As for the mural’s size, it was initially expected to measure about five feet tall and 40-ft.-long but it ended up nearly three times as long at 112 feet.
The design has the hearts leaving the hand of the child-sized silhouette. The hearts cover the fence in rows of rainbow colours of red, orange, yellow, green, blue and purple for about 15 metres and then slowly fade out.
“It’s a silhouette blowing out the hearts to the community,” said Busch. “It starts really strong there and the love just kind of flows out, and then it starts to peter out because it's love sending out to the community.”
She said the messaging to the community is hope for everyone to appreciate art, noting it can be seen and interpreted in many different ways.
“A child could see the heart that they painted and love it every day.
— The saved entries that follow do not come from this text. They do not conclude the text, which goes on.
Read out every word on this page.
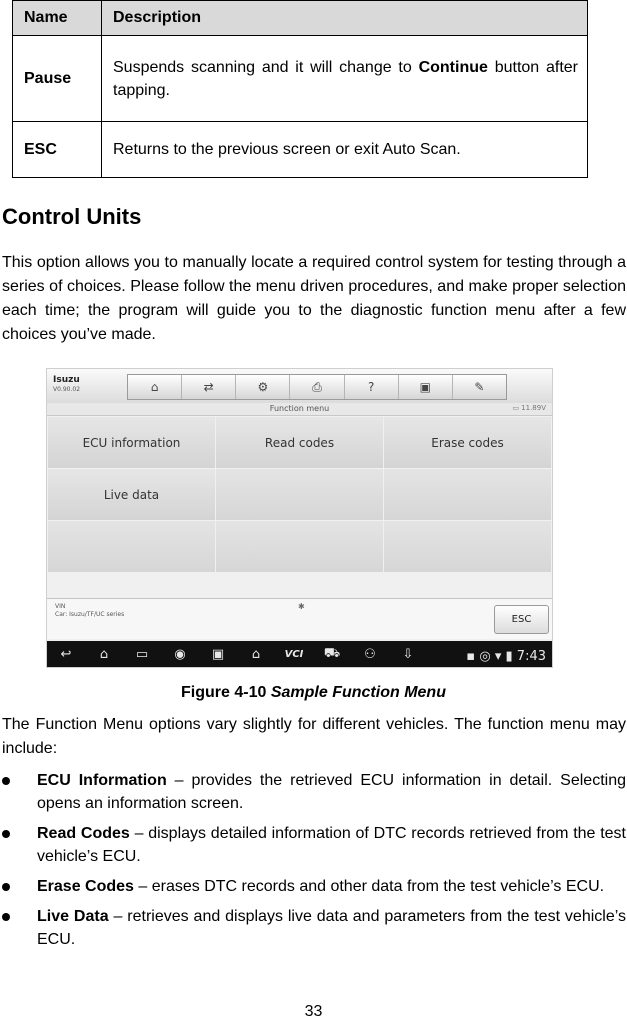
Name	Description
Pause	Suspends scanning and it will change to Continue button after tapping.
ESC	Returns to the previous screen or exit Auto Scan.
Control Units

This option allows you to manually locate a required control system for testing through a series of choices. Please follow the menu driven procedures, and make proper selection each time; the program will guide you to the diagnostic function menu after a few choices you’ve made.

Isuzu
V0.90.02	⌂	⇄	⚙	⎙	?	▣	✎
Function menu	▭ 11.89V
ECU information	Read codes	Erase codes
Live data
VIN
Car: Isuzu/TF/UC series
✱
ESC
↩	⌂	▭	◉	▣	⌂	VCI	⛟	⚇	⇩	▪ ◎ ▾ ▮ 7:43

Figure 4-10 Sample Function Menu

The Function Menu options vary slightly for different vehicles. The function menu may include:

ECU Information – provides the retrieved ECU information in detail. Selecting opens an information screen.
Read Codes – displays detailed information of DTC records retrieved from the test vehicle’s ECU.
Erase Codes – erases DTC records and other data from the test vehicle’s ECU.
Live Data – retrieves and displays live data and parameters from the test vehicle’s ECU.
33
A resident in Innisfail can just walk past a lifeless fence and now it's beautiful. There's colour, and it's vibrant, and it makes people smile,” said Busch, hoping it will inspire other Innisfailians to create more public art. “We just want people to see it and spark a little bit of joy and creativity. And if they have an idea, let's try to make it happen.”
In the meantime, Nelson is excited for the kids that they will see all their hard work on display in front of the campus.
“They've loved seeing the progress. And every day I've had people say, ‘we love to fence. We love how it's coming together,” said Nelson. “The kids are so excited to see their hard work pay off.”